How good was Selmon? The majority of seasons he played with the Bucs, the team was awful, historically horrid. Yet Selmon dominated.
"It's so hard for players on bad teams to make the Hall of Fame," longtime NFL writer Peter King of Sports Illustrated wrote on Twitter. "Lee Roy Selmon was a cinch. That's how great he was."
Selmon was inducted into the Pro Football Hall of Fame in 1995. His jersey No. 63, known throughout professional football, is the only number retired by the Buccaneers franchise.
Selmon's defensive line coach with the Bucs, Abe Gibron, told the St. Petersburg Times in 1979 that if Selmon had a mean streak, the NFL would "have to bar him" he was so good.
Last year Selmon was named as a member of the Top 100 NFL players of all time by a panel of experts for a series that was broadcast on the NFL Network.
Former Bucs star defensive tackle Sapp, the vocal leader of the Bucs Super Bowl-winning team of 2002 and now an analyst on the NFL Network, said of Selmon on Twitter, "The Greatest Buccaneer To EVER Wear The Uniform & A BETTER MAN. "
Rice, who perhaps was the second-best Bucs defensive end (second to Selmon) seemed emotional writing about Selmon, "Wow how do I put into words for a Man a Legend a champion who was a dynamic force and someone I had to the privilege to live in his shadows and only hope to reach the highest as a man as you did Mr. Lee Roy Selmon #63 you will be missed God Bless and Long live the King."
After his football days, Selmon became an athletic administrator at the University of South Florida (USF) and later athletic director.
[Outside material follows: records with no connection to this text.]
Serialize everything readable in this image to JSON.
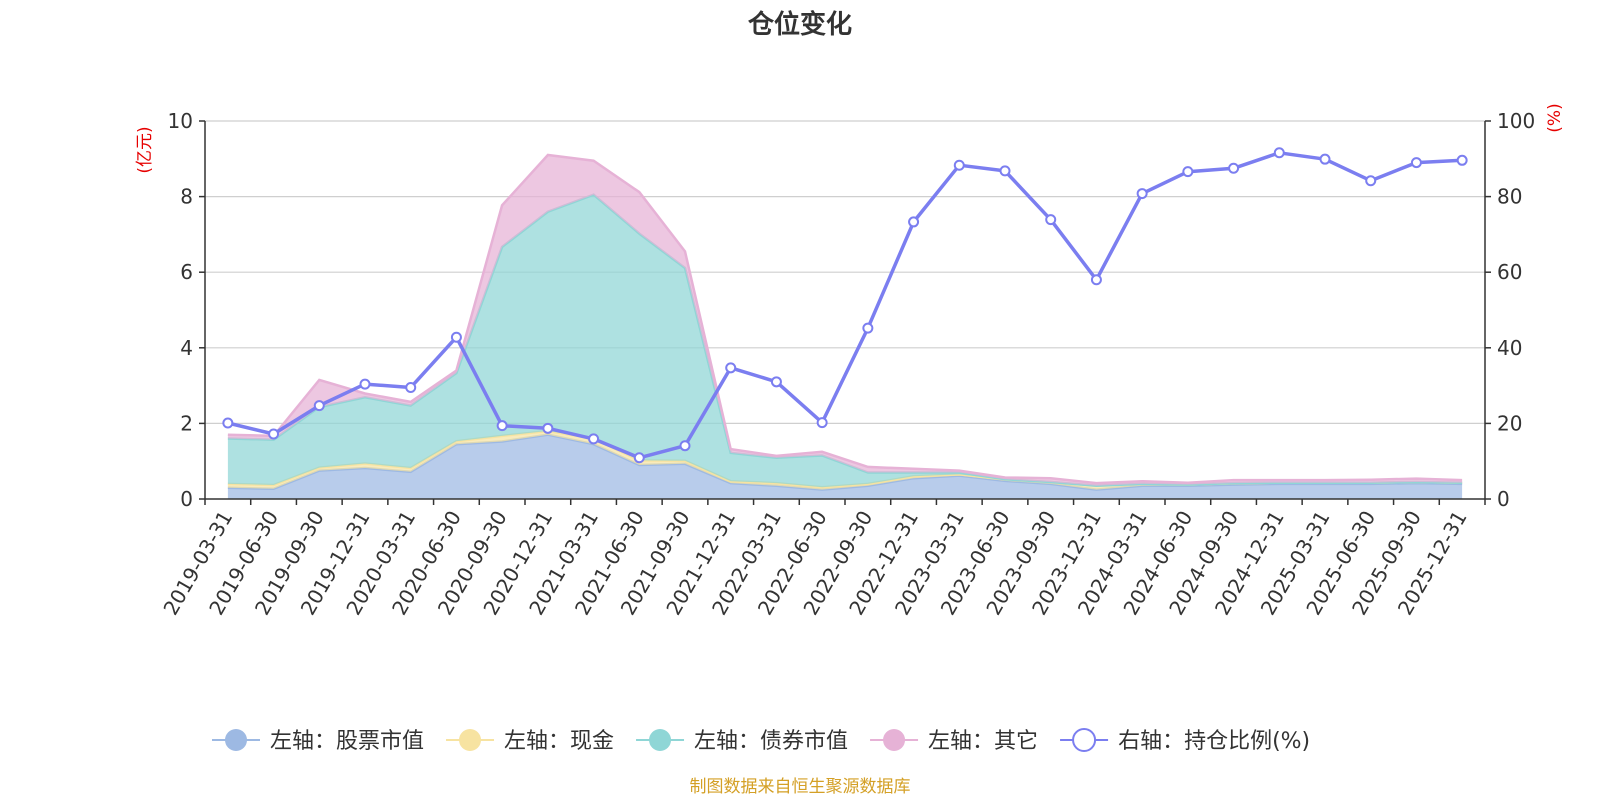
{
  "chart_data": {
    "type": "area",
    "title": "仓位变化",
    "left_axis_unit": "(亿元)",
    "right_axis_unit": "(%)",
    "left_ylim": [
      0,
      10
    ],
    "right_ylim": [
      0,
      100
    ],
    "left_ticks": [
      0,
      2,
      4,
      6,
      8,
      10
    ],
    "right_ticks": [
      0,
      20,
      40,
      60,
      80,
      100
    ],
    "categories": [
      "2019-03-31",
      "2019-06-30",
      "2019-09-30",
      "2019-12-31",
      "2020-03-31",
      "2020-06-30",
      "2020-09-30",
      "2020-12-31",
      "2021-03-31",
      "2021-06-30",
      "2021-09-30",
      "2021-12-31",
      "2022-03-31",
      "2022-06-30",
      "2022-09-30",
      "2022-12-31",
      "2023-03-31",
      "2023-06-30",
      "2023-09-30",
      "2023-12-31",
      "2024-03-31",
      "2024-06-30",
      "2024-09-30",
      "2024-12-31",
      "2025-03-31",
      "2025-06-30",
      "2025-09-30",
      "2025-12-31"
    ],
    "stacked_series": [
      {
        "name": "左轴：股票市值",
        "axis": "left",
        "color": "#9db9e3",
        "values": [
          0.3,
          0.27,
          0.75,
          0.82,
          0.72,
          1.45,
          1.52,
          1.7,
          1.45,
          0.9,
          0.93,
          0.42,
          0.35,
          0.25,
          0.35,
          0.55,
          0.62,
          0.48,
          0.4,
          0.25,
          0.35,
          0.35,
          0.38,
          0.4,
          0.4,
          0.4,
          0.42,
          0.4
        ]
      },
      {
        "name": "左轴：现金",
        "axis": "left",
        "color": "#f7e3a1",
        "values": [
          0.1,
          0.1,
          0.08,
          0.12,
          0.1,
          0.08,
          0.15,
          0.1,
          0.15,
          0.12,
          0.08,
          0.05,
          0.07,
          0.06,
          0.05,
          0.05,
          0.03,
          0.04,
          0.05,
          0.1,
          0.05,
          0.03,
          0.04,
          0.03,
          0.03,
          0.03,
          0.03,
          0.03
        ]
      },
      {
        "name": "左轴：债券市值",
        "axis": "left",
        "color": "#8fd6d6",
        "values": [
          1.2,
          1.2,
          1.6,
          1.75,
          1.65,
          1.8,
          5.0,
          5.8,
          6.45,
          6.0,
          5.1,
          0.75,
          0.67,
          0.84,
          0.3,
          0.1,
          0.05,
          0.0,
          0.0,
          0.0,
          0.0,
          0.0,
          0.0,
          0.0,
          0.0,
          0.0,
          0.0,
          0.0
        ]
      },
      {
        "name": "左轴：其它",
        "axis": "left",
        "color": "#e6b2d6",
        "values": [
          0.1,
          0.1,
          0.72,
          0.1,
          0.1,
          0.07,
          1.1,
          1.5,
          0.9,
          1.1,
          0.44,
          0.1,
          0.05,
          0.1,
          0.15,
          0.1,
          0.05,
          0.05,
          0.1,
          0.07,
          0.07,
          0.05,
          0.08,
          0.07,
          0.07,
          0.08,
          0.09,
          0.07
        ]
      }
    ],
    "line_series": {
      "name": "右轴：持仓比例(%)",
      "axis": "right",
      "color": "#7b7ef0",
      "values": [
        20.1,
        17.2,
        24.7,
        30.4,
        29.5,
        42.8,
        19.4,
        18.7,
        15.9,
        10.9,
        14.1,
        34.7,
        31.0,
        20.2,
        45.2,
        73.3,
        88.3,
        86.8,
        73.9,
        58.0,
        80.8,
        86.6,
        87.5,
        91.6,
        89.9,
        84.2,
        89.0,
        89.6
      ]
    },
    "legend_position": "bottom-center",
    "grid": true
  },
  "footer": {
    "source": "制图数据来自恒生聚源数据库"
  },
  "colors": {
    "left_unit": "#e60000",
    "right_unit": "#e60000",
    "source": "#d4a026",
    "text": "#333333"
  }
}
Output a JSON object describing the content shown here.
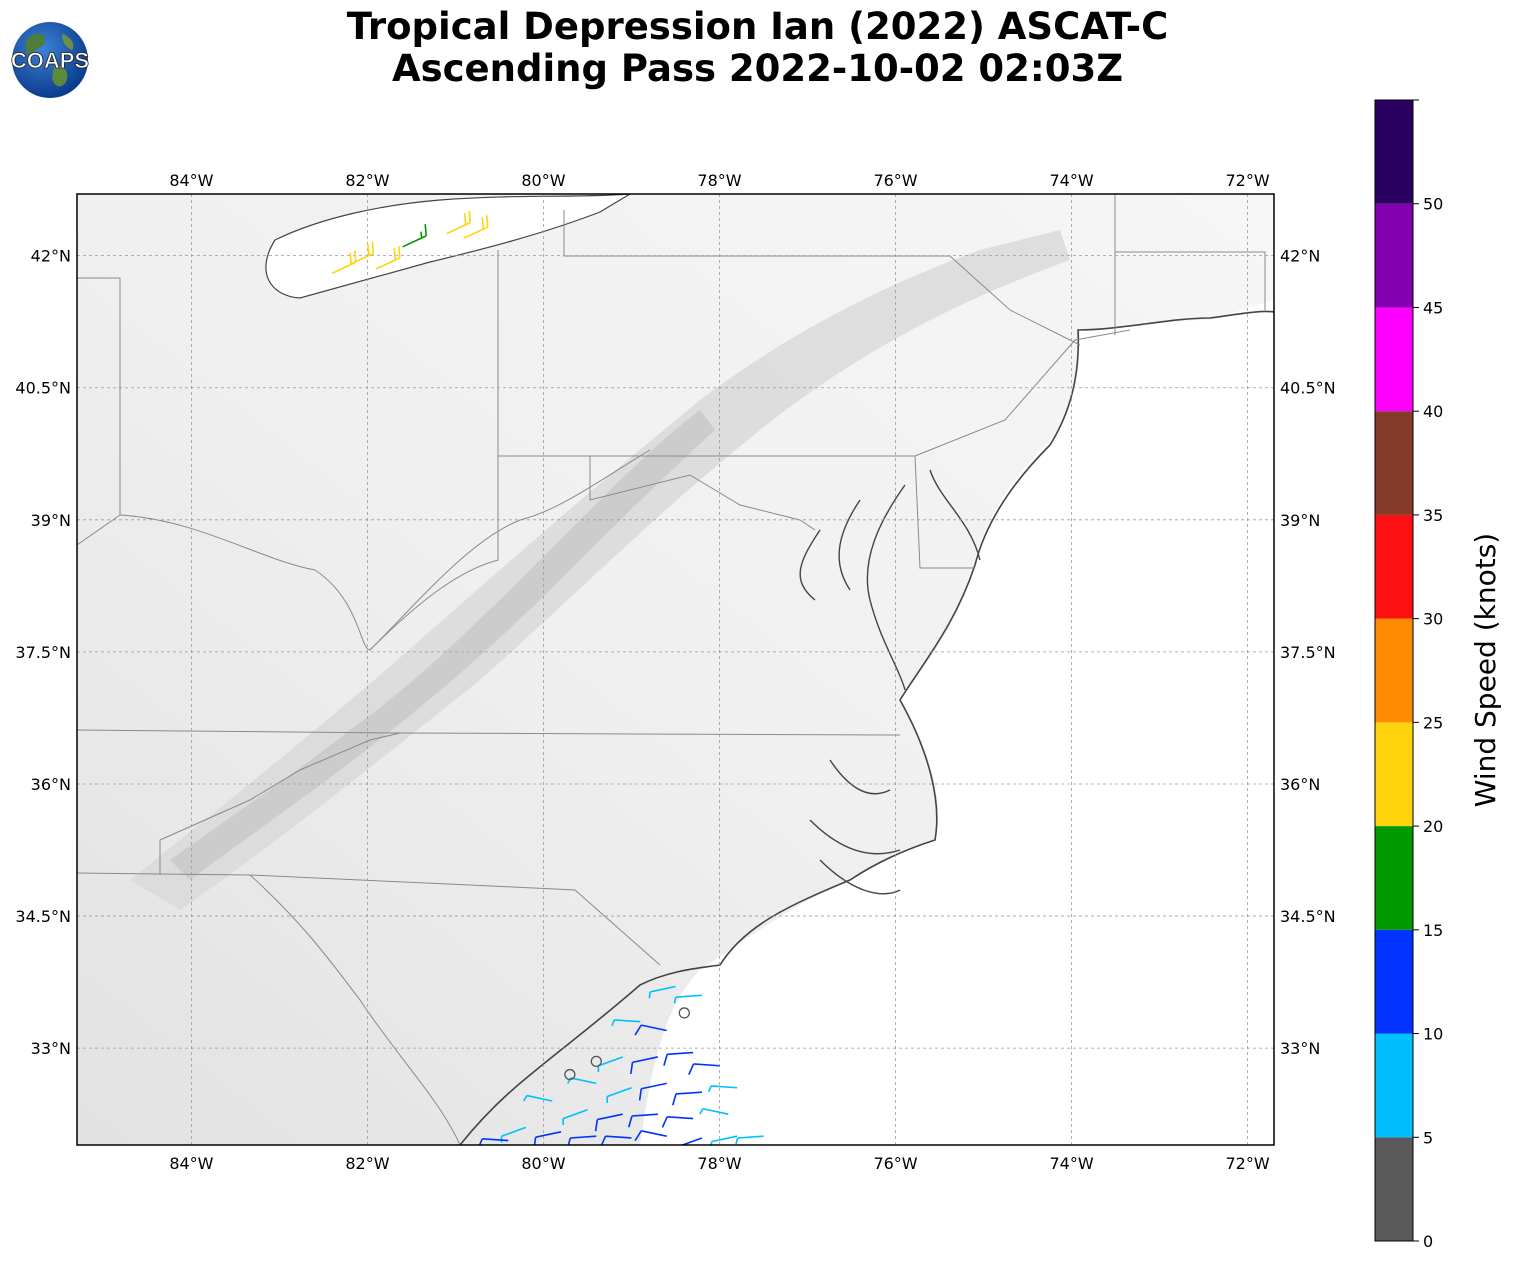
{
  "title": {
    "line1": "Tropical Depression Ian (2022) ASCAT-C",
    "line2": "Ascending Pass 2022-10-02 02:03Z"
  },
  "logo": {
    "text": "COAPS"
  },
  "map": {
    "lon_range": [
      -85.3,
      -71.7
    ],
    "lat_range": [
      31.9,
      42.7
    ],
    "lon_ticks": [
      "84°W",
      "82°W",
      "80°W",
      "78°W",
      "76°W",
      "74°W",
      "72°W"
    ],
    "lon_values": [
      -84,
      -82,
      -80,
      -78,
      -76,
      -74,
      -72
    ],
    "lat_ticks": [
      "42°N",
      "40.5°N",
      "39°N",
      "37.5°N",
      "36°N",
      "34.5°N",
      "33°N"
    ],
    "lat_values": [
      42,
      40.5,
      39,
      37.5,
      36,
      34.5,
      33
    ],
    "grid": true,
    "background": "grayscale terrain",
    "wind_barbs": [
      {
        "lon": -82.2,
        "lat": 41.9,
        "speed": 22
      },
      {
        "lon": -81.9,
        "lat": 41.85,
        "speed": 22
      },
      {
        "lon": -81.6,
        "lat": 42.1,
        "speed": 17
      },
      {
        "lon": -81.1,
        "lat": 42.25,
        "speed": 22
      },
      {
        "lon": -80.9,
        "lat": 42.2,
        "speed": 22
      },
      {
        "lon": -82.4,
        "lat": 41.8,
        "speed": 22
      },
      {
        "lon": -78.5,
        "lat": 33.7,
        "speed": 8
      },
      {
        "lon": -78.2,
        "lat": 33.6,
        "speed": 8
      },
      {
        "lon": -78.9,
        "lat": 33.3,
        "speed": 8
      },
      {
        "lon": -78.6,
        "lat": 33.2,
        "speed": 12
      },
      {
        "lon": -79.1,
        "lat": 32.9,
        "speed": 8
      },
      {
        "lon": -78.7,
        "lat": 32.9,
        "speed": 12
      },
      {
        "lon": -78.3,
        "lat": 32.95,
        "speed": 12
      },
      {
        "lon": -78.0,
        "lat": 32.8,
        "speed": 12
      },
      {
        "lon": -79.4,
        "lat": 32.6,
        "speed": 8
      },
      {
        "lon": -79.0,
        "lat": 32.55,
        "speed": 8
      },
      {
        "lon": -78.6,
        "lat": 32.6,
        "speed": 12
      },
      {
        "lon": -78.2,
        "lat": 32.5,
        "speed": 12
      },
      {
        "lon": -77.8,
        "lat": 32.55,
        "speed": 8
      },
      {
        "lon": -79.9,
        "lat": 32.4,
        "speed": 8
      },
      {
        "lon": -79.5,
        "lat": 32.3,
        "speed": 8
      },
      {
        "lon": -79.1,
        "lat": 32.25,
        "speed": 12
      },
      {
        "lon": -78.7,
        "lat": 32.25,
        "speed": 12
      },
      {
        "lon": -78.3,
        "lat": 32.2,
        "speed": 12
      },
      {
        "lon": -77.9,
        "lat": 32.25,
        "speed": 8
      },
      {
        "lon": -80.2,
        "lat": 32.1,
        "speed": 8
      },
      {
        "lon": -79.8,
        "lat": 32.05,
        "speed": 12
      },
      {
        "lon": -79.4,
        "lat": 32.0,
        "speed": 12
      },
      {
        "lon": -79.0,
        "lat": 31.98,
        "speed": 12
      },
      {
        "lon": -78.6,
        "lat": 32.0,
        "speed": 12
      },
      {
        "lon": -78.2,
        "lat": 31.98,
        "speed": 12
      },
      {
        "lon": -77.8,
        "lat": 32.0,
        "speed": 8
      },
      {
        "lon": -77.5,
        "lat": 32.0,
        "speed": 8
      },
      {
        "lon": -80.4,
        "lat": 31.95,
        "speed": 12
      },
      {
        "lon": -78.4,
        "lat": 33.4,
        "speed": 3
      },
      {
        "lon": -79.7,
        "lat": 32.7,
        "speed": 3
      },
      {
        "lon": -79.4,
        "lat": 32.85,
        "speed": 3
      }
    ]
  },
  "colorbar": {
    "label": "Wind Speed (knots)",
    "bounds": [
      0,
      5,
      10,
      15,
      20,
      25,
      30,
      35,
      40,
      45,
      50,
      55
    ],
    "tick_labels": [
      "0",
      "5",
      "10",
      "15",
      "20",
      "25",
      "30",
      "35",
      "40",
      "45",
      "50"
    ],
    "colors": [
      "#595959",
      "#00bfff",
      "#0033ff",
      "#009900",
      "#ffd40d",
      "#ff8c00",
      "#ff1010",
      "#843b2a",
      "#ff00ff",
      "#8000b0",
      "#2b0060"
    ]
  }
}
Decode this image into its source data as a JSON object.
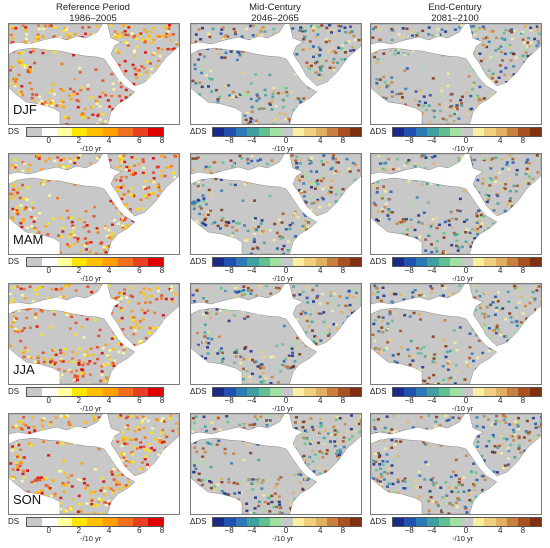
{
  "columns": [
    {
      "title_line1": "Reference Period",
      "title_line2": "1986–2005"
    },
    {
      "title_line1": "Mid-Century",
      "title_line2": "2046–2065"
    },
    {
      "title_line1": "End-Century",
      "title_line2": "2081–2100"
    }
  ],
  "seasons": [
    "DJF",
    "MAM",
    "JJA",
    "SON"
  ],
  "legend_reference": {
    "label": "DS",
    "ticks": [
      "0",
      "2",
      "4",
      "6",
      "8"
    ],
    "unit": "-/10 yr",
    "colors": [
      "#c8c8c8",
      "#ffffff",
      "#ffffa0",
      "#ffe600",
      "#ffc000",
      "#ffa000",
      "#f07020",
      "#e84020",
      "#e00000"
    ]
  },
  "legend_change": {
    "label": "ΔDS",
    "ticks": [
      "−8",
      "−4",
      "0",
      "4",
      "8"
    ],
    "unit": "-/10 yr",
    "colors": [
      "#1a2a8a",
      "#2050b0",
      "#2c7bb6",
      "#40a0a0",
      "#60c090",
      "#a0e0a0",
      "#c8c8c8",
      "#f8f0a0",
      "#f0d080",
      "#e0b060",
      "#c88040",
      "#a85020",
      "#803010"
    ]
  },
  "map_colors": {
    "land": "#c8c8c8",
    "ocean": "#ffffff",
    "coast": "#888888"
  }
}
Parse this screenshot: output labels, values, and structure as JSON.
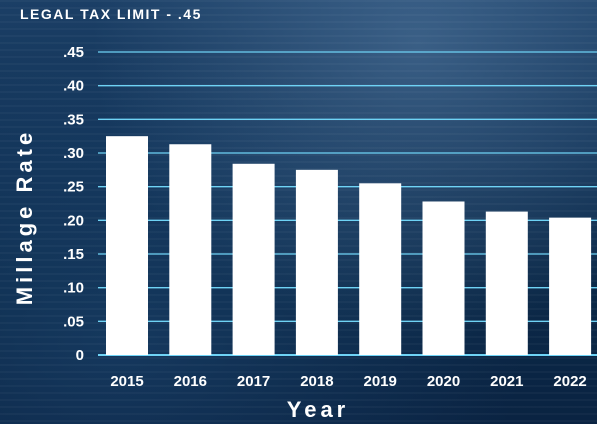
{
  "chart_data": {
    "type": "bar",
    "subtitle": "LEGAL TAX LIMIT - .45",
    "xlabel": "Year",
    "ylabel": "Millage Rate",
    "categories": [
      "2015",
      "2016",
      "2017",
      "2018",
      "2019",
      "2020",
      "2021",
      "2022"
    ],
    "values": [
      0.325,
      0.313,
      0.284,
      0.275,
      0.255,
      0.228,
      0.213,
      0.204
    ],
    "ylim": [
      0,
      0.45
    ],
    "yticks": [
      0,
      0.05,
      0.1,
      0.15,
      0.2,
      0.25,
      0.3,
      0.35,
      0.4,
      0.45
    ],
    "ytick_labels": [
      "0",
      ".05",
      ".10",
      ".15",
      ".20",
      ".25",
      ".30",
      ".35",
      ".40",
      ".45"
    ],
    "grid": true,
    "colors": {
      "bar": "#ffffff",
      "gridline": "#6fd3f5",
      "text": "#ffffff"
    }
  }
}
He was responsible for starting the school's football program and hiring its first coach, St. Petersburg native Jim Leavitt.
It was while attending USF that current NFL writer Jenna Laine, a St. Petersburg resident, first met Selmon. The two developed a professional relationship after she graduated as she interviewed the former Bucs great several times. Laine was shaken to learn of his passing.
"Lee Roy, you met him and left feeling, 'I just met the most amazing person in the world,' " Laine said. "He wasn't comfortable talking about himself or taking compliments. He was more interested in what you were doing.
"Lee Roy, you would have to ask and ask to get answers out of him. He was reserved."
Honoring Lee Roy Selmon
- Today there is a visitation from 5-8 p.m. at Exciting Central Baptist Church, 2923 North Tampa St., Tampa.
- Selmon's funeral is at 10 a.m. Friday at Idlewild Baptist Church, 18371 N. Dale Mabry Highway in Lutz. His funeral will be held this weekend in Oklahoma City, where he will be buried. ABC will be streaming the Tamoa funeral service live.
- As a result of the services Friday, Lee Roy Selmons restaurants will not open until 4 p.m. Friday.
- The family is asking that people make donations in Selmon's honor to the Abe Brown Ministries or to the Selmon Fund at the University of South Florida Foundation Partnership for Athletics.